Employers cannot take any action to “avoid creating” a co-employment relationship under these laws because that relationship is assumed to exist.
Even the Fair Labor Standards Act (FLSA) recognizes joint employment where an individual works at multiple jobs for the same organization, or works to benefit more than one employer. Typically, the FLSA is concerned with overtime where an individual performs duties for multiple locations of the same employer. For example, if an individual works at two grocery stores that are owned by the same company, all hours worked at both locations must be combined for overtime.
However, the FLSA regulation is somewhat open to interpretation, stating, “Where the employee performs work which simultaneously benefits two or more employers...a joint employment relationship generally will be considered to exist” (§791.2, Joint employment).
As an example, a host employer could be liable for recordkeeping violations or back pay if it asks a temp to work without recording the hours, or denies a lunch break while still deducting 30 minutes for a meal period. The temp should report the problem to the staffing agency, but if a lawsuit arises, the host company could still face liability.
Who is the employer?
As the employer of record, the staffing agency would be responsible for tax deductions, completing a Form I-9 for new hires, and most other aspects of the employer/employee relationship. Still, any relationship where the host employer exercises some control over the temp, such directing the day-to-day tasks, may create a joint or co-employment relationship under certain laws.
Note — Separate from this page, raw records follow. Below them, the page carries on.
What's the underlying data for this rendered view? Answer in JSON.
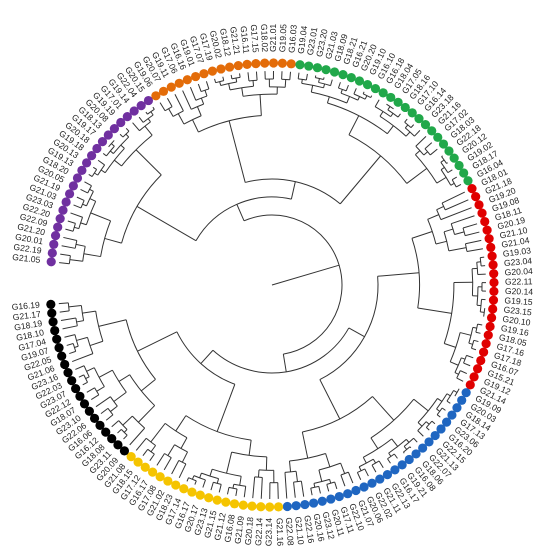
{
  "tree": {
    "type": "circular-dendrogram",
    "line_color": "#333333",
    "groups": [
      {
        "name": "purple",
        "color": "#7030a0",
        "count": 23
      },
      {
        "name": "orange",
        "color": "#e36c09",
        "count": 17
      },
      {
        "name": "green",
        "color": "#21a84a",
        "count": 25
      },
      {
        "name": "red",
        "color": "#e00000",
        "count": 24
      },
      {
        "name": "blue",
        "color": "#1f66c1",
        "count": 26
      },
      {
        "name": "yellow",
        "color": "#f5c400",
        "count": 19
      },
      {
        "name": "black",
        "color": "#000000",
        "count": 20
      }
    ],
    "labels": [
      "G21.05",
      "G22.19",
      "G20.01",
      "G21.20",
      "G22.09",
      "G22.20",
      "G23.03",
      "G21.03",
      "G21.19",
      "G20.05",
      "G18.20",
      "G19.13",
      "G20.13",
      "G19.18",
      "G20.18",
      "G19.17",
      "G18.13",
      "G20.08",
      "G19.19",
      "G17.01",
      "G19.14",
      "G22.04",
      "G20.15",
      "G19.06",
      "G20.07",
      "G19.11",
      "G17.06",
      "G16.16",
      "G19.01",
      "G17.07",
      "G17.19",
      "G20.02",
      "G18.12",
      "G21.21",
      "G16.11",
      "G17.15",
      "G18.02",
      "G21.01",
      "G19.05",
      "G16.03",
      "G19.04",
      "G23.01",
      "G23.20",
      "G21.03",
      "G18.09",
      "G18.21",
      "G16.21",
      "G20.20",
      "G19.10",
      "G16.10",
      "G16.18",
      "G18.04",
      "G17.05",
      "G18.16",
      "G17.10",
      "G16.14",
      "G23.18",
      "G21.16",
      "G17.02",
      "G18.03",
      "G22.18",
      "G20.12",
      "G19.02",
      "G18.17",
      "G16.04",
      "G18.01",
      "G21.18",
      "G19.20",
      "G19.08",
      "G18.11",
      "G20.19",
      "G21.10",
      "G21.04",
      "G19.03",
      "G23.04",
      "G20.04",
      "G22.11",
      "G20.14",
      "G19.15",
      "G23.15",
      "G20.10",
      "G19.16",
      "G18.05",
      "G17.16",
      "G17.18",
      "G16.07",
      "G15.21",
      "G19.12",
      "G21.14",
      "G19.09",
      "G20.03",
      "G18.14",
      "G17.13",
      "G23.06",
      "G16.20",
      "G22.15",
      "G21.13",
      "G22.07",
      "G18.06",
      "G16.08",
      "G19.21",
      "G16.17",
      "G22.13",
      "G21.11",
      "G22.02",
      "G20.06",
      "G21.07",
      "G22.10",
      "G17.11",
      "G20.11",
      "G23.12",
      "G20.16",
      "G22.16",
      "G21.10",
      "G22.08",
      "G21.16",
      "G23.14",
      "G22.14",
      "G20.18",
      "G21.09",
      "G16.08",
      "G21.12",
      "G21.15",
      "G23.13",
      "G20.17",
      "G16.17",
      "G17.14",
      "G18.23",
      "G21.02",
      "G17.08",
      "G16.17",
      "G17.12",
      "G18.15",
      "G21.08",
      "G20.09",
      "G23.11",
      "G18.08",
      "G16.12",
      "G16.06",
      "G22.06",
      "G23.10",
      "G18.07",
      "G22.12",
      "G23.07",
      "G22.03",
      "G23.16",
      "G21.06",
      "G22.05",
      "G19.07",
      "G17.04",
      "G18.10",
      "G18.19",
      "G21.17",
      "G16.19"
    ]
  }
}
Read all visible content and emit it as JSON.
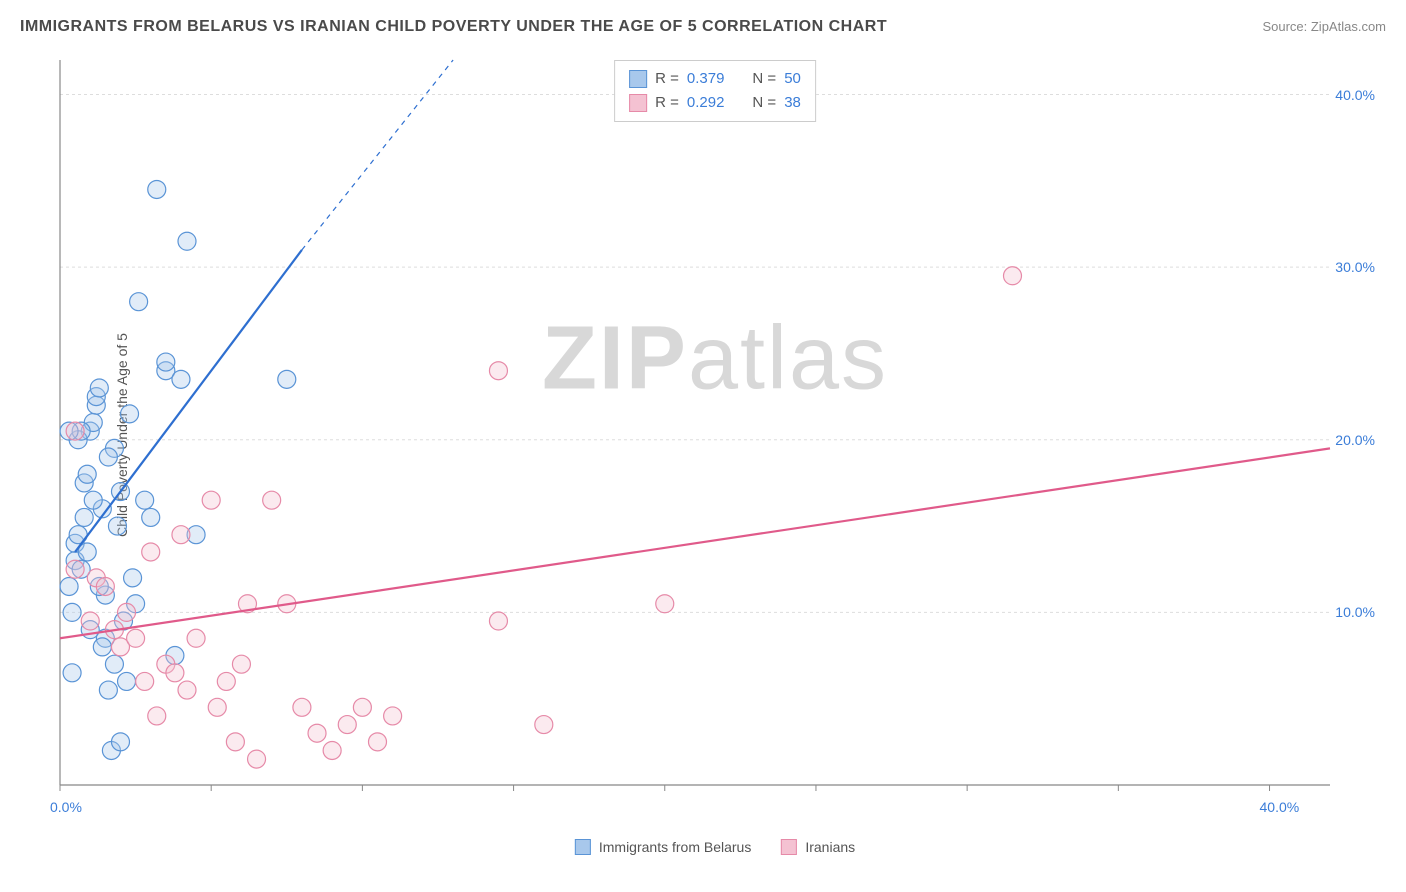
{
  "title": "IMMIGRANTS FROM BELARUS VS IRANIAN CHILD POVERTY UNDER THE AGE OF 5 CORRELATION CHART",
  "source": "Source: ZipAtlas.com",
  "watermark_a": "ZIP",
  "watermark_b": "atlas",
  "y_axis_label": "Child Poverty Under the Age of 5",
  "chart": {
    "type": "scatter",
    "background_color": "#ffffff",
    "grid_color": "#dddddd",
    "axis_color": "#888888",
    "xlim": [
      0,
      42
    ],
    "ylim": [
      0,
      42
    ],
    "x_ticks": [
      0,
      5,
      10,
      15,
      20,
      25,
      30,
      35,
      40
    ],
    "x_tick_labels": {
      "0": "0.0%",
      "40": "40.0%"
    },
    "y_ticks": [
      10,
      20,
      30,
      40
    ],
    "y_tick_labels": {
      "10": "10.0%",
      "20": "20.0%",
      "30": "30.0%",
      "40": "40.0%"
    },
    "marker_radius": 9,
    "marker_stroke_width": 1.2,
    "marker_fill_opacity": 0.35,
    "line_width": 2.2,
    "series": [
      {
        "name": "Immigrants from Belarus",
        "color_stroke": "#5a94d6",
        "color_fill": "#a8c8ec",
        "line_color": "#2e6fd0",
        "r_label": "R =",
        "r_value": "0.379",
        "n_label": "N =",
        "n_value": "50",
        "points": [
          [
            0.3,
            11.5
          ],
          [
            0.4,
            10.0
          ],
          [
            0.5,
            13.0
          ],
          [
            0.5,
            14.0
          ],
          [
            0.6,
            14.5
          ],
          [
            0.7,
            12.5
          ],
          [
            0.8,
            15.5
          ],
          [
            0.8,
            17.5
          ],
          [
            0.9,
            18.0
          ],
          [
            1.0,
            20.5
          ],
          [
            1.0,
            9.0
          ],
          [
            1.1,
            21.0
          ],
          [
            1.2,
            22.0
          ],
          [
            1.2,
            22.5
          ],
          [
            1.3,
            23.0
          ],
          [
            1.4,
            16.0
          ],
          [
            1.5,
            8.5
          ],
          [
            1.5,
            11.0
          ],
          [
            1.6,
            5.5
          ],
          [
            1.7,
            2.0
          ],
          [
            1.8,
            19.5
          ],
          [
            1.9,
            15.0
          ],
          [
            2.0,
            2.5
          ],
          [
            2.1,
            9.5
          ],
          [
            2.2,
            6.0
          ],
          [
            2.3,
            21.5
          ],
          [
            2.4,
            12.0
          ],
          [
            2.5,
            10.5
          ],
          [
            2.6,
            28.0
          ],
          [
            2.8,
            16.5
          ],
          [
            3.0,
            15.5
          ],
          [
            3.2,
            34.5
          ],
          [
            3.5,
            24.0
          ],
          [
            3.5,
            24.5
          ],
          [
            3.8,
            7.5
          ],
          [
            4.0,
            23.5
          ],
          [
            4.2,
            31.5
          ],
          [
            4.5,
            14.5
          ],
          [
            0.4,
            6.5
          ],
          [
            0.6,
            20.0
          ],
          [
            0.7,
            20.5
          ],
          [
            0.9,
            13.5
          ],
          [
            1.1,
            16.5
          ],
          [
            1.3,
            11.5
          ],
          [
            1.4,
            8.0
          ],
          [
            1.6,
            19.0
          ],
          [
            1.8,
            7.0
          ],
          [
            2.0,
            17.0
          ],
          [
            7.5,
            23.5
          ],
          [
            0.3,
            20.5
          ]
        ],
        "trend_line": {
          "x1": 0.5,
          "y1": 13.5,
          "x2": 8.0,
          "y2": 31.0
        },
        "trend_dash": {
          "x1": 8.0,
          "y1": 31.0,
          "x2": 13.0,
          "y2": 42.0
        }
      },
      {
        "name": "Iranians",
        "color_stroke": "#e68aa8",
        "color_fill": "#f4c2d2",
        "line_color": "#e05a8a",
        "r_label": "R =",
        "r_value": "0.292",
        "n_label": "N =",
        "n_value": "38",
        "points": [
          [
            0.5,
            20.5
          ],
          [
            1.0,
            9.5
          ],
          [
            1.2,
            12.0
          ],
          [
            1.5,
            11.5
          ],
          [
            1.8,
            9.0
          ],
          [
            2.0,
            8.0
          ],
          [
            2.2,
            10.0
          ],
          [
            2.5,
            8.5
          ],
          [
            2.8,
            6.0
          ],
          [
            3.0,
            13.5
          ],
          [
            3.2,
            4.0
          ],
          [
            3.5,
            7.0
          ],
          [
            3.8,
            6.5
          ],
          [
            4.0,
            14.5
          ],
          [
            4.2,
            5.5
          ],
          [
            4.5,
            8.5
          ],
          [
            5.0,
            16.5
          ],
          [
            5.2,
            4.5
          ],
          [
            5.5,
            6.0
          ],
          [
            5.8,
            2.5
          ],
          [
            6.0,
            7.0
          ],
          [
            6.2,
            10.5
          ],
          [
            6.5,
            1.5
          ],
          [
            7.0,
            16.5
          ],
          [
            7.5,
            10.5
          ],
          [
            8.0,
            4.5
          ],
          [
            8.5,
            3.0
          ],
          [
            9.0,
            2.0
          ],
          [
            9.5,
            3.5
          ],
          [
            10.0,
            4.5
          ],
          [
            10.5,
            2.5
          ],
          [
            11.0,
            4.0
          ],
          [
            14.5,
            9.5
          ],
          [
            16.0,
            3.5
          ],
          [
            14.5,
            24.0
          ],
          [
            20.0,
            10.5
          ],
          [
            31.5,
            29.5
          ],
          [
            0.5,
            12.5
          ]
        ],
        "trend_line": {
          "x1": 0,
          "y1": 8.5,
          "x2": 42,
          "y2": 19.5
        }
      }
    ]
  },
  "legend_bottom": [
    {
      "label": "Immigrants from Belarus",
      "stroke": "#5a94d6",
      "fill": "#a8c8ec"
    },
    {
      "label": "Iranians",
      "stroke": "#e68aa8",
      "fill": "#f4c2d2"
    }
  ]
}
Although a temp is officially employed by his or her staffing agency, the host company is usually a joint employer and can face liability for many of the same violations that result in lawsuits from regular employees.
- A temp could file a discrimination or harassment claim, or could create liability if the temp is the harasser and the employer fails to address the conduct (typically be contacting the staffing agency to let them address the problem).
- If a temp takes FMLA leave , the host employer cannot interfere with the temp’s right to restoration (although the staffing agency is responsible for sending notices, tracking leave, and otherwise administering the FMLA).
- FLSA violations could create liability if the hours worked by a temp were not properly recorded and paid, or if the temp was misclassified as exempt from overtime.
So while the staffing agency is the “employer” for purposes of many laws, the host company is automatically a joint or co-employer for many situations.